FILE - After meeting with police and Muslim communty representatives in Columbus, Ohio, Homeland Security Secretary Jeh Johnson talks about the need for vigilance against possible violent extremism in the United States, Sept. 24, 2014.

FILE - After meeting with police and Muslim communty representatives in Columbus, Ohio, Homeland Security Secretary Jeh Johnson talks about the need for vigilance against possible violent extremism in the United States, Sept. 24, 2014.

U.S. law enforcement teams sometimes walk a fine line in trying to enlist the help of the same communities that they're also monitoring. Authorities say they need everyone's help in battling violent extremist ideologies and actions, and to that end, they are urging the public: Trust us.

"You have to have the basic trust in law enforcement," said Chuck Jenkins, sheriff of Frederick County, Maryland. "We are the ones out there, really, to protect and serve the public, and the only way we can do that is with their help."

Countering extremism through cooperation at a time of rocky relations between authorities and the public, however, could be a hard sell. Police overreach has come under intense scrutiny in the past year after the police killings of several unarmed African-Americans.
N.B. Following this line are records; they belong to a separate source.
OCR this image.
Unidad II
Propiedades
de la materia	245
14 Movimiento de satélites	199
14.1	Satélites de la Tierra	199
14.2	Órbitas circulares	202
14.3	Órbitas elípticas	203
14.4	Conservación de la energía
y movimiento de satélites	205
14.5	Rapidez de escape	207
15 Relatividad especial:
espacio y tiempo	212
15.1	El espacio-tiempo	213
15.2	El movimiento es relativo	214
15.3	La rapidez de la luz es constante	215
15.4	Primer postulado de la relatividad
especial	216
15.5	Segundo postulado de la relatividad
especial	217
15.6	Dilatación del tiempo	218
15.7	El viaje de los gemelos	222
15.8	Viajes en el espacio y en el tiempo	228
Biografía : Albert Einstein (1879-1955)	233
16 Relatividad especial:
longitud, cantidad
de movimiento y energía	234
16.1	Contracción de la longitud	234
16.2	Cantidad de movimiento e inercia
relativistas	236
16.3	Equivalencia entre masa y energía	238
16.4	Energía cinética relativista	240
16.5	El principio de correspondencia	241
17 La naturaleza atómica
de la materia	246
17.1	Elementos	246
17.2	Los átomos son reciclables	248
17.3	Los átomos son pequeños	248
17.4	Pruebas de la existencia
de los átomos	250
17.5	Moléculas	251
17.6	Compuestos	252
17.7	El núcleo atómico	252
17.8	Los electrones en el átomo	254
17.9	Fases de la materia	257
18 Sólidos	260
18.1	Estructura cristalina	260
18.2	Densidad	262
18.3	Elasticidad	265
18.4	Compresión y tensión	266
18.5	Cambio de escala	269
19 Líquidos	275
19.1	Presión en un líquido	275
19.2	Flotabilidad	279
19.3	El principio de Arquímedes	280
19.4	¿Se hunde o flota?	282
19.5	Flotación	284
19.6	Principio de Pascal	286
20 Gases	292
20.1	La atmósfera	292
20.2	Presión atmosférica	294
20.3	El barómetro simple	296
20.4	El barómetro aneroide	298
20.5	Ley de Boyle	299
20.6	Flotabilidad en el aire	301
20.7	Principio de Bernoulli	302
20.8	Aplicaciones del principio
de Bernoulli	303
Muslim Americans say they, too, are unfairly singled out, and not just by police, but by federal agencies taking part in Countering Violent Extremism (CVE) efforts.

The U.S. Department of Homeland Security says those efforts begin with "the premise that well-informed and well-equipped families, communities and local institutions represent the best defense against violent extremist ideologies." It acknowledges that it pays special attention to communities that may be targeted for recruitment by violent extremists.

“I think the problem with our CVE work right now with law enforcement is they seem to be focused on Muslims, when actually, from their own data, the problem is much wider,” said Imam Johari Abdul-Malik of the Dar al Hijrah Islamic Center in Falls Church, Virginia, where he runs programs aimed at curbing extremism.

Abdul-Malik referred to recent data by the Washington-based research center New America that indicated nearly twice as many people have been killed by non-Muslim extremists — which include white supremicists and anti-government militants — as Muslim ones in the years since the 2001 al-Qaida attacks in the U.S.

Law enforcement officers say they understand extremism takes all guises. They point to the man charged in the killing of nine black parishioners in a Charleston, South Carolina, church last month, who had posted his white supremacist views online prior to the attack.

But authorities say CVE projects are aimed at militancy of all stripes.

“We encourage every parent ... to monitor their children’s social media sites, their cellphone usage, their text messaging — all those [communications] that could indicate that they're getting involved with the wrong group," said Jenkins. "And not only Muslim groups, but locally homegrown groups are becoming a real concern."

It appears police outreach is yielding at least some results.

"With relation to some of the community-oriented policing, you have a number of tips by the Muslim community regarding radicals in their midst that have aided in undermining plots here in the U.S.,” said Dean Alexander, director of the Homeland Security Research Program at Western Illinois University in Macomb, Illinois.